Pratik Kanjilal in his article It’s medical politics, not science (Speakeasy, May 29) makes an unsuccessful attempt at defending homeopathy. His abstract logic only weakens his argument. Homeopathy doesn’t take into consideration the science behind a remedy. It works on a case-by-case model. Lack of evidence, either scientific or statistic, makes it nothing short of quackery. The argument that the Queen of England has a personal homeopath only proves that the Queen is as ignorant as Kanjilal. The writer seems to have drawn conclusions without consulting medical practitioners.

Suman Kumar Sinha, Delhi

II

Kanjilal is right in deploring the British Medical Association’s (BMA) condescending attitude towards homeopathy, which it equates with witchcraft. Over the past few years, BMA has expressed concerns over various ancient branches of medicine like Ayurveda and Unani. In doing so, it has tried to make people believe that no therapy is as effective as allopathy. However, it’s failed to acknowledge the lethal side effects of painkillers, cough syrups and steroids — drugs that form an intrinsic part of allopathy.

B.M. Lall, via email

Patting itself on the back

Samar Halarnkar does a commendable job of bringing to light the stark realities of urban India (India’s blank spaces, Maha Bharat, June 3).
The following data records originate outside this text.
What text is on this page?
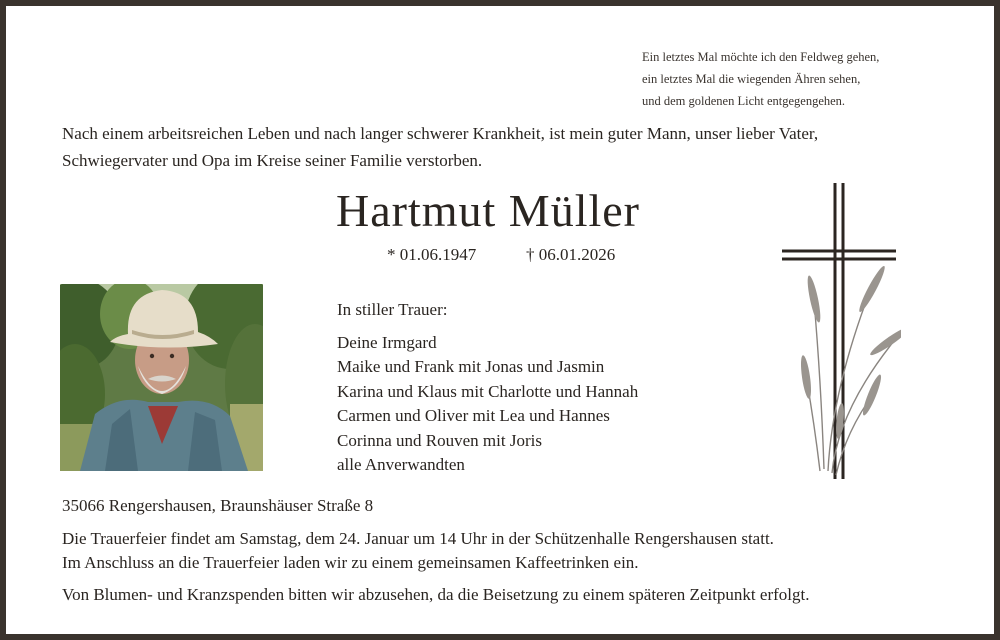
Ein letztes Mal möchte ich den Feldweg gehen,
ein letztes Mal die wiegenden Ähren sehen,
und dem goldenen Licht entgegengehen.
Nach einem arbeitsreichen Leben und nach langer schwerer Krankheit, ist mein guter Mann, unser lieber Vater,
Schwiegervater und Opa im Kreise seiner Familie verstorben.
Hartmut Müller
* 01.06.1947	† 06.01.2026
In stiller Trauer:
Deine Irmgard
Maike und Frank mit Jonas und Jasmin
Karina und Klaus mit Charlotte und Hannah
Carmen und Oliver mit Lea und Hannes
Corinna und Rouven mit Joris
alle Anverwandten
35066 Rengershausen, Braunshäuser Straße 8
Die Trauerfeier findet am Samstag, dem 24. Januar um 14 Uhr in der Schützenhalle Rengershausen statt.
Im Anschluss an die Trauerfeier laden wir zu einem gemeinsamen Kaffeetrinken ein.
Von Blumen- und Kranzspenden bitten wir abzusehen, da die Beisetzung zu einem späteren Zeitpunkt erfolgt.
The fact that ‘at least 10 homeless people are dying on the streets of the nation’s capital everyday’ contradicts the prime minister’s recent praise for his government’s performance over the past six years. If the condition of the city with the highest per capita income in the country is so bad, then one wonders about the state of affairs in other, lesser developed parts of India. These statistics blow the lid off the UPA’s claim of working for the welfare of the aam aadmi.

Murari Chaturvedi, Delhi

Pride pushed to the side

It is shocking that the Board of Control for Cricket in India (BCCI) has decided against sending our cricket team to the Asian Games. Cricket will make a debut at the Asian Games, which will take place in China later this year. The Indian cricket team is among the world’s top five teams. It’s a golden opportunity for our players to bring laurels to the nation. But the BCCI is playing spoilsport. The situation calls for intervention by the sports ministry, which should ask the BCCI to put national pride before its commercial interest.